There's no shortage of raunchy stories from Airbnb users who've rented out their abodes, only to discover they've been destroyed by coke-snorting, hard-partying group sex enthusiasts. But what if you're looking to kick up the kink and find a change of scenery without destroying someone's apartment in the process? What if you need to rent, like, you know, a sex dungeon?

Then maybe check out KinkBNB, the "sex positive home-sharing community" that launched in 2015. 

KinkBNB

In a new interview with the Huffington Post, KinkBNB cofounder Ryan Galiotto said that he and Darren McKeeman started the company after a mutual friend of theirs had her listing removed from Airbnb without explanation. While the friend had a sex dungeon in her house, she didn't advertise it on the website.

"She believes there might have been a sex toy or something too provocative in her pictures," Galiotto said. (Airbnb policy prohibits any "vulgar" or "obscene" imagery or language in listings.) "When Darren heard about this, he to put up a mock site registering the address kinkbnb.com. Overnight, through just word of mouth, we had over a hundred people sign up."

Los Angeles dominatrix Justine Cross told Playboy last year that KinkBNB has been a boon for the kink industry because her sex dungeon ads tend to be censored by other home-sharing sites, and "the more ways we have to legitimatize ourselves, it'll start to be perceived as normal and reach more people."
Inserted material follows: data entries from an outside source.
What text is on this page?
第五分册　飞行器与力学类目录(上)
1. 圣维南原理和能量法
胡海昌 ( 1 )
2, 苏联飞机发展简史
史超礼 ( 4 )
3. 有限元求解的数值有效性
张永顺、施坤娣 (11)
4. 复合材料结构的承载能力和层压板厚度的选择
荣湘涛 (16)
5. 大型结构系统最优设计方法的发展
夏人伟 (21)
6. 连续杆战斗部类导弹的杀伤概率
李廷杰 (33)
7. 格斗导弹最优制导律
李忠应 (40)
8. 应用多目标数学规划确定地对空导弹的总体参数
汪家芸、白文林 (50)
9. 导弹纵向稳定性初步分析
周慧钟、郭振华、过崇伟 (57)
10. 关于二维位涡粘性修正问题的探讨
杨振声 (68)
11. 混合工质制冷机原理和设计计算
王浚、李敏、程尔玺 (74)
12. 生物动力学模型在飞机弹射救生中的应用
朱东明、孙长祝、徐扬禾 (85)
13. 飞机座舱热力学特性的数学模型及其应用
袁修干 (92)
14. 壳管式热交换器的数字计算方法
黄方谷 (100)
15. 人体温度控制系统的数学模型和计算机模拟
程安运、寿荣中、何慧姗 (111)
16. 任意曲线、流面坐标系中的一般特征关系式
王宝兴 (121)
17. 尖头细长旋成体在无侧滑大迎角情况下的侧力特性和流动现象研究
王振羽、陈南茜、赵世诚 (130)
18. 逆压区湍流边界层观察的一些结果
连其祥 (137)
It is clear that there was a serious need for a kink-friendly space in the sharing economy before KinkBNB came along — even though a love of whips and chains is perhaps more common than we think. Indeed, a study released Wednesday indicated that more people than we think (nearly half of those surveyed, in fact!) are kinky li'l freaks who enjoy things like voyeurism and fetishism and masochism.

In related news: On Monday, the New York Times released an educational video about male nursery web spiders, who are into bondage, cannibalism and "tying up females with spider silk before mating." So it's not just humans.